With regards to cell shape changes, we have included new imaging as described in Point 2. Our live imaging of serosa spreading had to be performed with z-sampling of 2-3 µm between sections to enable many embryos to be injected/imaged simultaneously and provide the required statistical rigour. Therefore, the extremely attenuated nature of serosa cells (<1 µm at cell boundaries according to TEM from Hilbrant et al., 2016) coupled with the fluorescent signal from the overlying vitelline membrane and underlying yolk cell membrane prevented us from quantifying serosa cell heights. We agree that cell height (in addition to area) would be needed to quantify changes in volume, but cell area alone can be used as proxy for cuboidal to squamous transitions.

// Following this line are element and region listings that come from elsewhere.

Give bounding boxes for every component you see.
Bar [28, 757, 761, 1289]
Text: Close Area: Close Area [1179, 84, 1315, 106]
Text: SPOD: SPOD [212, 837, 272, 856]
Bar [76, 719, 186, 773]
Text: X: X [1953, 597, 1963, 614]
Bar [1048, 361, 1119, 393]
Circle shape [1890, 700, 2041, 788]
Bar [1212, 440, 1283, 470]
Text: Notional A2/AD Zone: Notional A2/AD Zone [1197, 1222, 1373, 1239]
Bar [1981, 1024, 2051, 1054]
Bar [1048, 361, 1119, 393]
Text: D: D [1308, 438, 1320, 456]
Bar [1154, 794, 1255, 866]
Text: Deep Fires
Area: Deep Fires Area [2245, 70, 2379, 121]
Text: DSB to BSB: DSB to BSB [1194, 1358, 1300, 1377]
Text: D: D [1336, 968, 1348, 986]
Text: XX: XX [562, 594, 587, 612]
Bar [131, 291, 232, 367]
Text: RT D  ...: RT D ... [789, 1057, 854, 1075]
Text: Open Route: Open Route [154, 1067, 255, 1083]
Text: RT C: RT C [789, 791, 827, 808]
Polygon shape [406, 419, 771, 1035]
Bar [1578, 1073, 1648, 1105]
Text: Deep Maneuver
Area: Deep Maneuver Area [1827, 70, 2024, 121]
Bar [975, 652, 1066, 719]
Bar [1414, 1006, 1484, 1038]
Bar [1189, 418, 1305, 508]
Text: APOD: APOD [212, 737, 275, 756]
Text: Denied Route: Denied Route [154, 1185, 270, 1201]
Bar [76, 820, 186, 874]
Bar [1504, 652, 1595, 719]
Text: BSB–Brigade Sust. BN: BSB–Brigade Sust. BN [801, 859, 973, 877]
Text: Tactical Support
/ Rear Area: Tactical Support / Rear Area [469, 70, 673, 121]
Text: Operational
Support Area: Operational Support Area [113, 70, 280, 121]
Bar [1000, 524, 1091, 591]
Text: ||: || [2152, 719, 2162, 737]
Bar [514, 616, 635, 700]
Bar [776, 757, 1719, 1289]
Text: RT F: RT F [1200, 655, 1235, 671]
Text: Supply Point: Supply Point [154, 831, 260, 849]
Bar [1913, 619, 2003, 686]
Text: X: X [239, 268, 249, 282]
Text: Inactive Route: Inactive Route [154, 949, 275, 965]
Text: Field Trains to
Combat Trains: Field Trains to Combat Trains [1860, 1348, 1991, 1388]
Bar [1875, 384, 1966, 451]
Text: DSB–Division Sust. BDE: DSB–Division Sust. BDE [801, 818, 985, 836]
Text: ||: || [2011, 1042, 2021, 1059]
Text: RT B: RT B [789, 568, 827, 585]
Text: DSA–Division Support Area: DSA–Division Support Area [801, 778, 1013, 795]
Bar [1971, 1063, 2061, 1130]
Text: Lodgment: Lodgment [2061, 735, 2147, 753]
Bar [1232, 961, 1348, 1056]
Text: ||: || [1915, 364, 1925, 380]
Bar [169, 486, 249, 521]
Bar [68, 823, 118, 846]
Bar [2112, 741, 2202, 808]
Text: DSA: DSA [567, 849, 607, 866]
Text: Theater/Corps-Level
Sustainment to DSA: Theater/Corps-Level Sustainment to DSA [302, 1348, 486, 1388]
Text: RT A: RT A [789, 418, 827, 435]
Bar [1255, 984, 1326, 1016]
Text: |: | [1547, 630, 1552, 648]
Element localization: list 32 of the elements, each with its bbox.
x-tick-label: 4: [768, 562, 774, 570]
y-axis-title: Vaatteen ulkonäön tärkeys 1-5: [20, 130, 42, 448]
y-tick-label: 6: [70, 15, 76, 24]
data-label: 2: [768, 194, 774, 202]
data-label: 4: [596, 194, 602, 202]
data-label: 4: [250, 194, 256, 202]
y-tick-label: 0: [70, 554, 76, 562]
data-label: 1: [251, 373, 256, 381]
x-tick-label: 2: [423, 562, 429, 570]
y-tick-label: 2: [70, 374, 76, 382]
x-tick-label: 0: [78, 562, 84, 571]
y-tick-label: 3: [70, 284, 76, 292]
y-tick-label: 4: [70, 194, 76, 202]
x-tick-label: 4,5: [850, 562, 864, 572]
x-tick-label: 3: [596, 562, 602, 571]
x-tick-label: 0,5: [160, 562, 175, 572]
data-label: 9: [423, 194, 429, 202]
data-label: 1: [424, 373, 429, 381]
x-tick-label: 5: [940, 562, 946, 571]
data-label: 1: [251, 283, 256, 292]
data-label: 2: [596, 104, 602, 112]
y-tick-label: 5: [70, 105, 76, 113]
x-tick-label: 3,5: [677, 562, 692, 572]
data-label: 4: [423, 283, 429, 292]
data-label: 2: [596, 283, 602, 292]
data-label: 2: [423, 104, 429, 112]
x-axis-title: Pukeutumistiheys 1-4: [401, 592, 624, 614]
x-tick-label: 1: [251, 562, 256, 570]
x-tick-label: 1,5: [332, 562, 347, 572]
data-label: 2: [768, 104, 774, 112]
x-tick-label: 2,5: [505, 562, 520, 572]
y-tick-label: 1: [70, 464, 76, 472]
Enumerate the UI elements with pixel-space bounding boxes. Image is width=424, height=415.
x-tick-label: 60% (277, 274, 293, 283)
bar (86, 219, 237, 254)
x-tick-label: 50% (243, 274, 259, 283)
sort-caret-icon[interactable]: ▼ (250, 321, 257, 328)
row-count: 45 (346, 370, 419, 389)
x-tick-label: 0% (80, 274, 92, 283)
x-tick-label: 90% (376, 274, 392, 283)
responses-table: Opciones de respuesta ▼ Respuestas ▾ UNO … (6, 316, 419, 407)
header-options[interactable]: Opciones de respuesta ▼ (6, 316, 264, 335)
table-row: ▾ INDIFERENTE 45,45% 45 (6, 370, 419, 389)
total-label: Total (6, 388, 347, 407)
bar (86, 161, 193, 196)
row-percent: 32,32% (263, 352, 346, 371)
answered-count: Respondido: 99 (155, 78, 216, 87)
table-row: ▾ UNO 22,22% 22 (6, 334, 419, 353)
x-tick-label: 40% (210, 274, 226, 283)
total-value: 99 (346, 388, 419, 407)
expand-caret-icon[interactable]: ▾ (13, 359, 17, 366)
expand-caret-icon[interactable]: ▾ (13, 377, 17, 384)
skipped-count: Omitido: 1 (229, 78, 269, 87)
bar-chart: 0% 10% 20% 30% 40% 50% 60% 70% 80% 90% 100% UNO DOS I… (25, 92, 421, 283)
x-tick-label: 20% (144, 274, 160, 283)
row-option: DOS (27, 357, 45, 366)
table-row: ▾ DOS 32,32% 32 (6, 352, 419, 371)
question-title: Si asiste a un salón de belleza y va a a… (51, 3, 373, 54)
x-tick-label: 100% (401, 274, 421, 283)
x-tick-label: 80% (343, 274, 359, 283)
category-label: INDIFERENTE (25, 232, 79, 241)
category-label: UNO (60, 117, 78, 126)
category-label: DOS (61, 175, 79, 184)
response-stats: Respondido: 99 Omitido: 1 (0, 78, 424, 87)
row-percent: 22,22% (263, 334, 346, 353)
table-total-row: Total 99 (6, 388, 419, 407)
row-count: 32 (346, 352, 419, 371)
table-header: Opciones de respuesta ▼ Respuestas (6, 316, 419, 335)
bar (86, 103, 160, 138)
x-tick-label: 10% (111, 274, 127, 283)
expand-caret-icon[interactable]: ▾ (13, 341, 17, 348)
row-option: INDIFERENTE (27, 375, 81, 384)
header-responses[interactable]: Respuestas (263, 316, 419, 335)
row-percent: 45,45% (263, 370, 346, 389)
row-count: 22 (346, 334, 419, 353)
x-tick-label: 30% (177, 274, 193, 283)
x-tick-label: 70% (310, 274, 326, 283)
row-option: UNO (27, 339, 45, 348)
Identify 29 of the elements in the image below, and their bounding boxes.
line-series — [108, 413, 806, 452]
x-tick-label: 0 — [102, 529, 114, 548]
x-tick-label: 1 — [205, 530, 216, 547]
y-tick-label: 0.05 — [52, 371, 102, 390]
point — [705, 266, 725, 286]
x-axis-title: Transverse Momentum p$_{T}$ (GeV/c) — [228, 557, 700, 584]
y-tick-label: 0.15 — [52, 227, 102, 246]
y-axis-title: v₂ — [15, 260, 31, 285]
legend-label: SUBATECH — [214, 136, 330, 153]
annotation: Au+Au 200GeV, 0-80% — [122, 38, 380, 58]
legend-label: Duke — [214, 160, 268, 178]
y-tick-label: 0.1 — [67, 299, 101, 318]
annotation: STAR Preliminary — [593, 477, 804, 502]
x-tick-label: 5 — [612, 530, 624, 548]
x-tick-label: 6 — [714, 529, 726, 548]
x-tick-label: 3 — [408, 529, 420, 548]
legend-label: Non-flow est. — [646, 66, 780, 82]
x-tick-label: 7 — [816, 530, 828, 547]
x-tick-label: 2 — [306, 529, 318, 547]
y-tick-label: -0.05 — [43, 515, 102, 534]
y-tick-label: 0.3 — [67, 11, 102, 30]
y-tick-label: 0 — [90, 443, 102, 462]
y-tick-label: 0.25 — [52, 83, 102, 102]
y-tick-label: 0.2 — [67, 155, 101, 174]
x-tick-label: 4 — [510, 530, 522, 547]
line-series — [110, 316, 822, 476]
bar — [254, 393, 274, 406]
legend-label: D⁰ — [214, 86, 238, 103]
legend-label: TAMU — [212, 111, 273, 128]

In the Discussion section, the authors should briefly explain, why are the phenotypes of parental and embryonic RNAi of Fog pathway components different to the point that the embryonic knockdown reveal qualitatively novel aspects of the phenotype. Intuitively, one would expect that the temporally earlier process of cellularization will be more affect by the parental RNAi.

This is a good topic for discussion, and we have now included it in the manuscript (Discussion section).